Maybe - I'm not sure how much of my Tek old stuff is recoverable. I did
just find something for Noel recently. Who knows ;-)
There is one tape I have from that time that a) I'm not sure what is on it
and b) if its readable. It's on my to do list. I will add it to the pile,
Clem
On Sun, Mar 12, 2017 at 7:35 PM, Mary Ann Horton <mah(a)mhorton.net> wrote:
That's interesting, Clem. It would be useful to
date the real date of the
first email attachment sent. Right now the only firm date we have is
6/1/80. Do you have any old email or copy of uuencode that could establish
an earlier date?
Thanks,
Mary Ann
On 03/12/2017 10:42 AM, Clem Cole wrote:
I think it might actually predates 6/1/80 by 6-9 months because I was at
Tek a year earlier and you and I started corresponding that first summer I
was at Tek.
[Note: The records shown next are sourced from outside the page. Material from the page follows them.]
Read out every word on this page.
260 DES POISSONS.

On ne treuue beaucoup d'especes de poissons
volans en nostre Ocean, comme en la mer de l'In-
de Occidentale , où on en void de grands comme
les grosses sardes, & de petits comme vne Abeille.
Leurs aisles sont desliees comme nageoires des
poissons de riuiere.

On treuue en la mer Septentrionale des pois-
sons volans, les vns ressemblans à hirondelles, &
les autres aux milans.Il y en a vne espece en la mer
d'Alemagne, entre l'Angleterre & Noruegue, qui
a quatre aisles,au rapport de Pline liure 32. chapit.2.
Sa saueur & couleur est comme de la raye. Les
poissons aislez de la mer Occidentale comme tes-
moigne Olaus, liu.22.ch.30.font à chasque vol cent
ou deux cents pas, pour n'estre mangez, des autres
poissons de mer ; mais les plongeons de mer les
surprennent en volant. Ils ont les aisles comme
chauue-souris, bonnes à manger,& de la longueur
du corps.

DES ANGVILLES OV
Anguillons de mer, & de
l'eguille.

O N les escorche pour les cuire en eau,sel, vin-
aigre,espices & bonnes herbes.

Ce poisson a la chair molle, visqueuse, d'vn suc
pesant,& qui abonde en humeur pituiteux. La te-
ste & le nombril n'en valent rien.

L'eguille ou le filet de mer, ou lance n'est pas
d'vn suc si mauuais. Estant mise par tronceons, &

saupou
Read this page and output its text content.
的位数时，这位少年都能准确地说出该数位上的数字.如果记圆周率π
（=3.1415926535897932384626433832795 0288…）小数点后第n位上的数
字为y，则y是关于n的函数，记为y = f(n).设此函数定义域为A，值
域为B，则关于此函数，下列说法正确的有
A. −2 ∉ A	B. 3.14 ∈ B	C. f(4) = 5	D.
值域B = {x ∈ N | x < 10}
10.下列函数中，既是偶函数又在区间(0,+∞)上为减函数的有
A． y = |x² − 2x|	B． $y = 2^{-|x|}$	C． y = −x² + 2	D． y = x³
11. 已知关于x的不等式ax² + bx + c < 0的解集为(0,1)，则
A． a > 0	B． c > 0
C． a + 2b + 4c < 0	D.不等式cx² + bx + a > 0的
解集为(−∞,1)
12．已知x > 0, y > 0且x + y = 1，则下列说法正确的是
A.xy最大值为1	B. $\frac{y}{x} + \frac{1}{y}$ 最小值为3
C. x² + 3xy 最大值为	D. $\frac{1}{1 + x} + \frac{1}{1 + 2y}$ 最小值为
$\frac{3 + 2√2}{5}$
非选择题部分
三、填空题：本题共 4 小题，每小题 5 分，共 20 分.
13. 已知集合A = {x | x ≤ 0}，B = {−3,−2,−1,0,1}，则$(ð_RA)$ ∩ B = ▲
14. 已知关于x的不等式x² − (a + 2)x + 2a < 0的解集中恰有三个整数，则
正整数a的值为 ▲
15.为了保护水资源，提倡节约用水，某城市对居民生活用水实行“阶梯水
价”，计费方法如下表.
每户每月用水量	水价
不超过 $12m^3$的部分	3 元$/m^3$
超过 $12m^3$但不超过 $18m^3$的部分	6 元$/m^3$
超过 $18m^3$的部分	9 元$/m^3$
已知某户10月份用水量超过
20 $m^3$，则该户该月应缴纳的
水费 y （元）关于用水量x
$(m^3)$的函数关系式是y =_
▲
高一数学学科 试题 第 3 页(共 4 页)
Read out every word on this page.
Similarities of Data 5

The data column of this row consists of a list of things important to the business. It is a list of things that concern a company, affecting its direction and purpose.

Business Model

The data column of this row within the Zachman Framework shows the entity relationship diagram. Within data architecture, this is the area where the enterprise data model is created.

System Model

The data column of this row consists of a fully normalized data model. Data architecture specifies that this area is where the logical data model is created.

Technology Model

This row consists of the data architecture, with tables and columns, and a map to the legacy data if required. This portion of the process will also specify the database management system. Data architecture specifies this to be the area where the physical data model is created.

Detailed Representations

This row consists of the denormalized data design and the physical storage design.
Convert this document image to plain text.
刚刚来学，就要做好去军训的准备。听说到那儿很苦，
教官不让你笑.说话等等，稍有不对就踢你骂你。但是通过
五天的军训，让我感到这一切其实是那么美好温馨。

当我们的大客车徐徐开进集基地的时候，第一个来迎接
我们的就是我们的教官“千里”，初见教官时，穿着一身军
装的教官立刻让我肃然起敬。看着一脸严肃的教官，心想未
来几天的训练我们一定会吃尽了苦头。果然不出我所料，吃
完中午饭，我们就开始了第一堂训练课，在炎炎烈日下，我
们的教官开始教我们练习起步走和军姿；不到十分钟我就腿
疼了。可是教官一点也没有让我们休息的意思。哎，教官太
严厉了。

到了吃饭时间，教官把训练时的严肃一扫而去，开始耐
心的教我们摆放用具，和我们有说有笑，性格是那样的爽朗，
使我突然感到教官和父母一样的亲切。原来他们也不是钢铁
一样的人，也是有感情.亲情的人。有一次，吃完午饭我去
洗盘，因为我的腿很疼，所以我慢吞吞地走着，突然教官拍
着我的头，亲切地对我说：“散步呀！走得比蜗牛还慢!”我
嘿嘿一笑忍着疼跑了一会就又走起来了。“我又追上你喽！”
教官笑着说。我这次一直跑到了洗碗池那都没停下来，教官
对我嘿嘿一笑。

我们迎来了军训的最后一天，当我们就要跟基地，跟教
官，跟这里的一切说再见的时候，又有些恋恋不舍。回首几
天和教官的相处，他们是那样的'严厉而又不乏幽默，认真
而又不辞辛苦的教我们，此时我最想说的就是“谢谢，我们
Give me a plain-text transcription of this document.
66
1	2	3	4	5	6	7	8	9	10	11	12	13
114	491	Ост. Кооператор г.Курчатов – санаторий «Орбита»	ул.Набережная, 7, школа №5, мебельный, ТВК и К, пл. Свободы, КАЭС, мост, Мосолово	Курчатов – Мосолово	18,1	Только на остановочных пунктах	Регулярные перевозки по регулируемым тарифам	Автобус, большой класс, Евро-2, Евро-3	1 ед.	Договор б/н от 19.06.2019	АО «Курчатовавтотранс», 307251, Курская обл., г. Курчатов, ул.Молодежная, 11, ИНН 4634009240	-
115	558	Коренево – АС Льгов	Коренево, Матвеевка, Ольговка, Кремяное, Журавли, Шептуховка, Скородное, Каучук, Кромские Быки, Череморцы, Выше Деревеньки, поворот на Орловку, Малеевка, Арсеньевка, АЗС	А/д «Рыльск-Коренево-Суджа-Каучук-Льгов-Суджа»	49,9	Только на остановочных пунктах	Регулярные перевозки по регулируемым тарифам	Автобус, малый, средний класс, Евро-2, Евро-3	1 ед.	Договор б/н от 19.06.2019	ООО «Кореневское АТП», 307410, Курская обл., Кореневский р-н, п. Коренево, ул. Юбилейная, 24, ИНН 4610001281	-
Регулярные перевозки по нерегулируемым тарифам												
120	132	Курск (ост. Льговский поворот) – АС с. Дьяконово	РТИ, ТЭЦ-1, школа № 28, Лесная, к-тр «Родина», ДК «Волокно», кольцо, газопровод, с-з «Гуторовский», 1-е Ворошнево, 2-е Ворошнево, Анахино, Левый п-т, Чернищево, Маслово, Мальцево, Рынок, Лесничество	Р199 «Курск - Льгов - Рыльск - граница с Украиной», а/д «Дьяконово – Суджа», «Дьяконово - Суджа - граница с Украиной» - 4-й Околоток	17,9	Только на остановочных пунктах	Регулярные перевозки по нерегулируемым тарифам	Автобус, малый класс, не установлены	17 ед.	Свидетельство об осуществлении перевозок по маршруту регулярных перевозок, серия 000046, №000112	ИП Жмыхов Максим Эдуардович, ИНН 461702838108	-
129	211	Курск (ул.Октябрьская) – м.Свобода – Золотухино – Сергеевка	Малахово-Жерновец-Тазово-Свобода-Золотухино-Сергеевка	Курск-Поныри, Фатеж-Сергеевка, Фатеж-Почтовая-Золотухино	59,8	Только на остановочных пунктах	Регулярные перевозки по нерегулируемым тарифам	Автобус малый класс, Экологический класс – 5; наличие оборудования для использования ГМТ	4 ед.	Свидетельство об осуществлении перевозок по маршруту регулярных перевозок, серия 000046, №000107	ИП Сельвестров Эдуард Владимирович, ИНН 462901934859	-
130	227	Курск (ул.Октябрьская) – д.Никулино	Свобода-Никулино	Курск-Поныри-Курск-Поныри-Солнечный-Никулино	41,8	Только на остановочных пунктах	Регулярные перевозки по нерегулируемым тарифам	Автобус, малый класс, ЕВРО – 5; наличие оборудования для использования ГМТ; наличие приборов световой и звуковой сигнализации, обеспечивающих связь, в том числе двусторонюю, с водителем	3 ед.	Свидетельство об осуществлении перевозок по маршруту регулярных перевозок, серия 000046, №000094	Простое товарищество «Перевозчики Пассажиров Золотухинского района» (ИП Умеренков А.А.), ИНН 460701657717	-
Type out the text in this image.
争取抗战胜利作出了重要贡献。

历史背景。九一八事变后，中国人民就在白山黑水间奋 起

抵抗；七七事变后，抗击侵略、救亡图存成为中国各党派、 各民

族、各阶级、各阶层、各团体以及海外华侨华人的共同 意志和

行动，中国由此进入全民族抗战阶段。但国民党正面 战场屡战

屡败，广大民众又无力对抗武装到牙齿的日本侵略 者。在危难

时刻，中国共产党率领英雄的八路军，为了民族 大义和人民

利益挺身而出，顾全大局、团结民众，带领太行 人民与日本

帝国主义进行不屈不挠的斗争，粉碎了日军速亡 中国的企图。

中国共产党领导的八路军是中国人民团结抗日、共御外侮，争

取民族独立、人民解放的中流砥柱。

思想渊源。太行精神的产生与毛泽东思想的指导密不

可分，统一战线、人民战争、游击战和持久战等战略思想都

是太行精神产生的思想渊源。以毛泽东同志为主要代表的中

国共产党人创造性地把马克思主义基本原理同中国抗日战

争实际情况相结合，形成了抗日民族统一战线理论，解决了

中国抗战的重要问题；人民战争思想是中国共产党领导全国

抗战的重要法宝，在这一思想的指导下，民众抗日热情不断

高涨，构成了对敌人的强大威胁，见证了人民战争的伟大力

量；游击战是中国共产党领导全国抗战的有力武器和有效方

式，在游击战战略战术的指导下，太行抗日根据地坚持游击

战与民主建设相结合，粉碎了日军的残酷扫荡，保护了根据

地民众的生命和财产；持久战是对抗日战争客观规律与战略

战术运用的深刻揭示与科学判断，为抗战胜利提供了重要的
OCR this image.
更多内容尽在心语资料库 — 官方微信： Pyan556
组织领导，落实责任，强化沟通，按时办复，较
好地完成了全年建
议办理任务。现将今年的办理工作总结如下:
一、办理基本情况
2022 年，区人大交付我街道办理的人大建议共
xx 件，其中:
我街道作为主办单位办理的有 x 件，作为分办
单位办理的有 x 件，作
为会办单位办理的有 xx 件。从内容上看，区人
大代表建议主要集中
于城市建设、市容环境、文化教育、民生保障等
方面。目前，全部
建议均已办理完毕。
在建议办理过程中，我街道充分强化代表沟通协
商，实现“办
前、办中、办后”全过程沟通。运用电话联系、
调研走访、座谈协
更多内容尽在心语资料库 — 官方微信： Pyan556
I remember that you had sent me a copy of it shortly after you
wrote it. So I think there is a chance that that might be a slightly later
version.
Clem
On Sat, Mar 11, 2017 at 2:07 PM, Mary Ann Horton <mah(a)mhorton.net> wrote:
I just heard from a historian named Piotr Klaban
with an interesting
historical sidelight.
Apparently today 3/11/17 is being publicized as the 25th anniversary of
the email attachment, citing Nat Borenstein's MIME. Piotr points out that
uuencode predates MIME, and he's right.
I checked and, while I don't have any email archives from that time frame
at Berkeley, I was able to find the 4BSD archive on minnie that dates the
uuencode.1c man page at 6/1/80. We didn't call them attachments back then,
just sending binary files by email. (Prior to then it was common to just
include the text of the file raw in the email, which only worked for ASCII
files.) It was a few years later when cc:Mail and Microsoft Mail started
calling uuencoded files embedded in email "attachments".
When MIME came out in 1992 I became a champion of SMTP/MIME as a standard
- it was a big improvement. But uuencod predated MIME by 12 years.